L’inconscio collettivo è in fermentazione nelle vie, nelle piazze, dappertutto ormai è uno sterquilinio. Una mixtio, una mescolata di sucerdae e di muscerda, un intruglio altamente stercorale. Abbiamo capito, voi non volete invacchire, non volete partecipare a questo dissennato intrallazzare. Noi abbiamo semplicemente accennato alle fecce che mandano fuori dai loro visceri i due animali icasticamente allegorici, allusivi alla escrementizia materia che compone la sostanza colloidale del sopraccennato inconscio collettivo.
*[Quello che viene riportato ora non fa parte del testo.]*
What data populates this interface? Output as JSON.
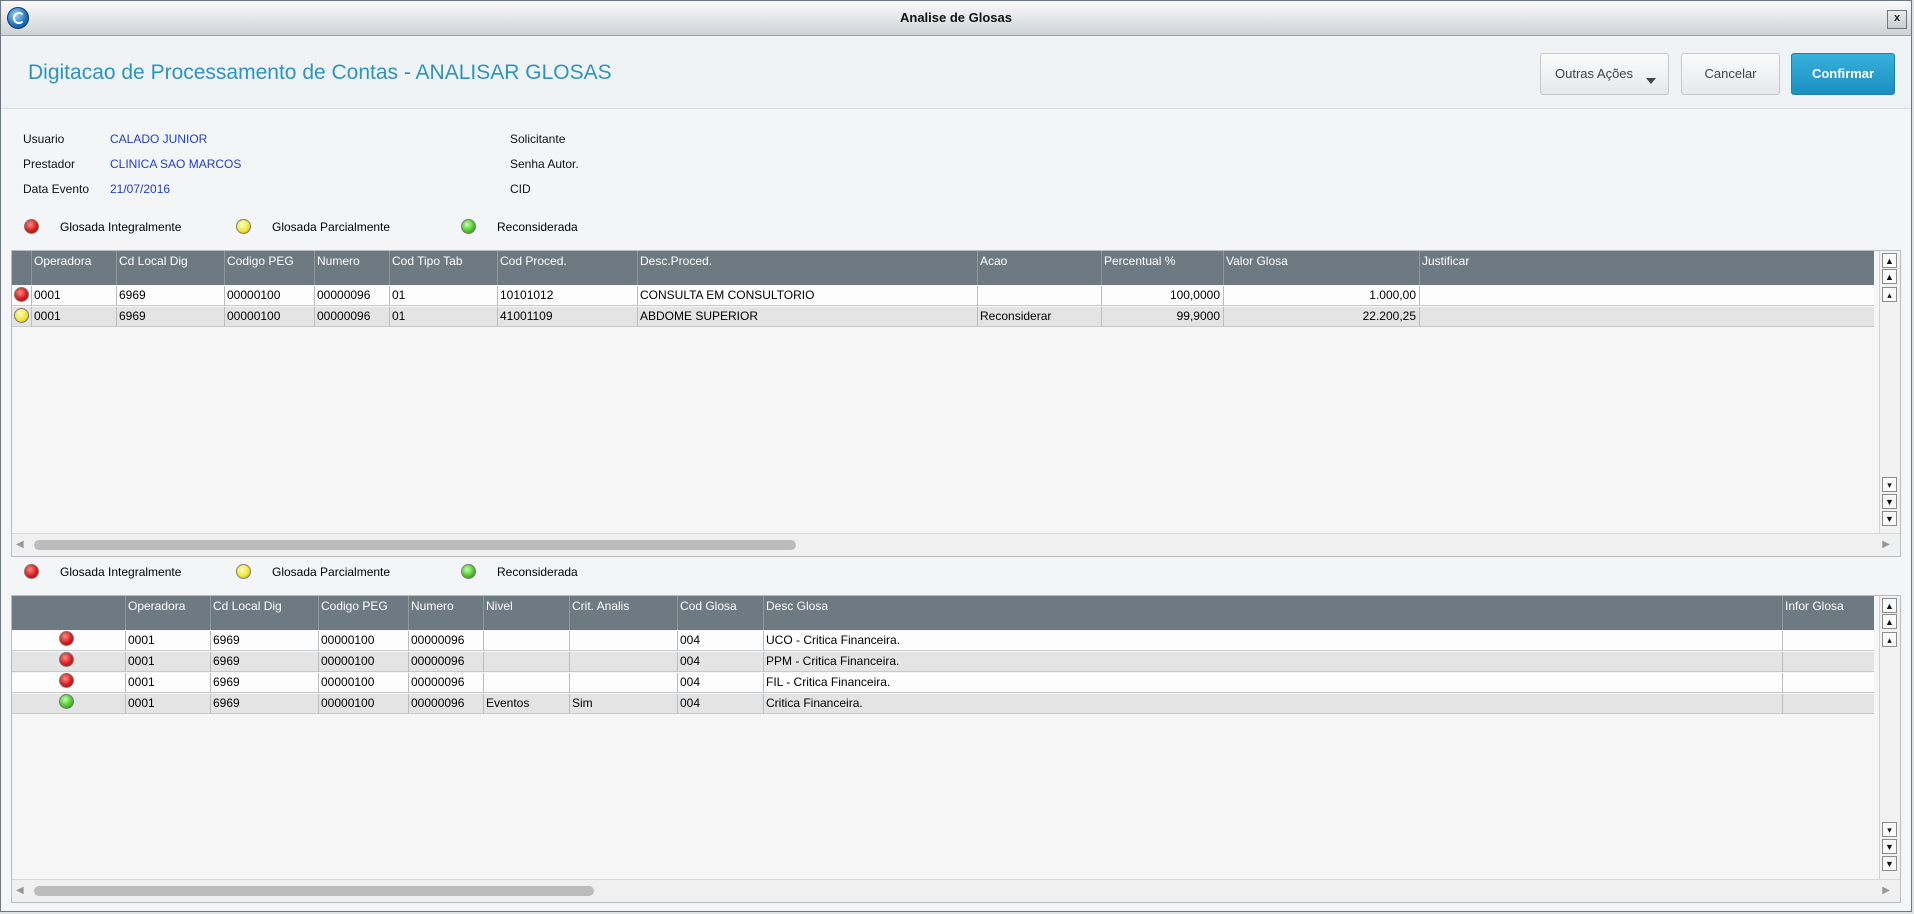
{
  "window": {
    "title": "Analise de Glosas",
    "close_label": "x"
  },
  "header": {
    "title": "Digitacao de Processamento de Contas - ANALISAR GLOSAS",
    "buttons": {
      "outras": "Outras Ações",
      "cancelar": "Cancelar",
      "confirmar": "Confirmar"
    }
  },
  "info": {
    "usuario_label": "Usuario",
    "usuario_value": "CALADO JUNIOR",
    "prestador_label": "Prestador",
    "prestador_value": "CLINICA SAO MARCOS",
    "data_label": "Data Evento",
    "data_value": "21/07/2016",
    "solicitante_label": "Solicitante",
    "senha_label": "Senha Autor.",
    "cid_label": "CID"
  },
  "legend": {
    "red": "Glosada Integralmente",
    "yellow": "Glosada Parcialmente",
    "green": "Reconsiderada"
  },
  "grid1": {
    "headers": [
      "Operadora",
      "Cd Local Dig",
      "Codigo PEG",
      "Numero",
      "Cod Tipo Tab",
      "Cod Proced.",
      "Desc.Proced.",
      "Acao",
      "Percentual %",
      "Valor Glosa",
      "Justificar"
    ],
    "rows": [
      {
        "status": "red",
        "cells": [
          "0001",
          "6969",
          "00000100",
          "00000096",
          "01",
          "10101012",
          "CONSULTA EM CONSULTORIO",
          "",
          "100,0000",
          "1.000,00",
          ""
        ]
      },
      {
        "status": "yellow",
        "cells": [
          "0001",
          "6969",
          "00000100",
          "00000096",
          "01",
          "41001109",
          "ABDOME SUPERIOR",
          "Reconsiderar",
          "99,9000",
          "22.200,25",
          ""
        ]
      }
    ]
  },
  "grid2": {
    "headers": [
      "",
      "Operadora",
      "Cd Local Dig",
      "Codigo PEG",
      "Numero",
      "Nivel",
      "Crit. Analis",
      "Cod Glosa",
      "Desc Glosa",
      "Infor Glosa"
    ],
    "rows": [
      {
        "status": "red",
        "cells": [
          "",
          "0001",
          "6969",
          "00000100",
          "00000096",
          "",
          "",
          "004",
          "UCO - Critica Financeira.",
          ""
        ]
      },
      {
        "status": "red",
        "cells": [
          "",
          "0001",
          "6969",
          "00000100",
          "00000096",
          "",
          "",
          "004",
          "PPM - Critica Financeira.",
          ""
        ]
      },
      {
        "status": "red",
        "cells": [
          "",
          "0001",
          "6969",
          "00000100",
          "00000096",
          "",
          "",
          "004",
          "FIL - Critica Financeira.",
          ""
        ]
      },
      {
        "status": "green",
        "cells": [
          "",
          "0001",
          "6969",
          "00000100",
          "00000096",
          "Eventos",
          "Sim",
          "004",
          "Critica Financeira.",
          ""
        ]
      }
    ]
  }
}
Voi giustamente disapprovate, tanta stortezza; ma dovete evitare di dar di stomaco, anzi dovete farvi uno stomaco di ferro e senza demordere deprecate la forsennatezza e la depravazione. Alla fine, se non vi lascerete suggestionare, vi accorgerete che molti altri seguiranno il vostro esempio, parenti, amici, conoscenti e l’indecenza sarà vista per quel che è, l’ingannevole rappresentazione s’ indebolirà e i baracconisti dell'indecorosa fiera tenteranno di nascondersi. Il letamaio ritornerà ad essere un giardino colto e fiorito.
E con buona pace dei ratti e dei porci, il raglio stridulo dell’asino in amore allerterà le vostre mattiniere orecchie. E buona estate nonsense!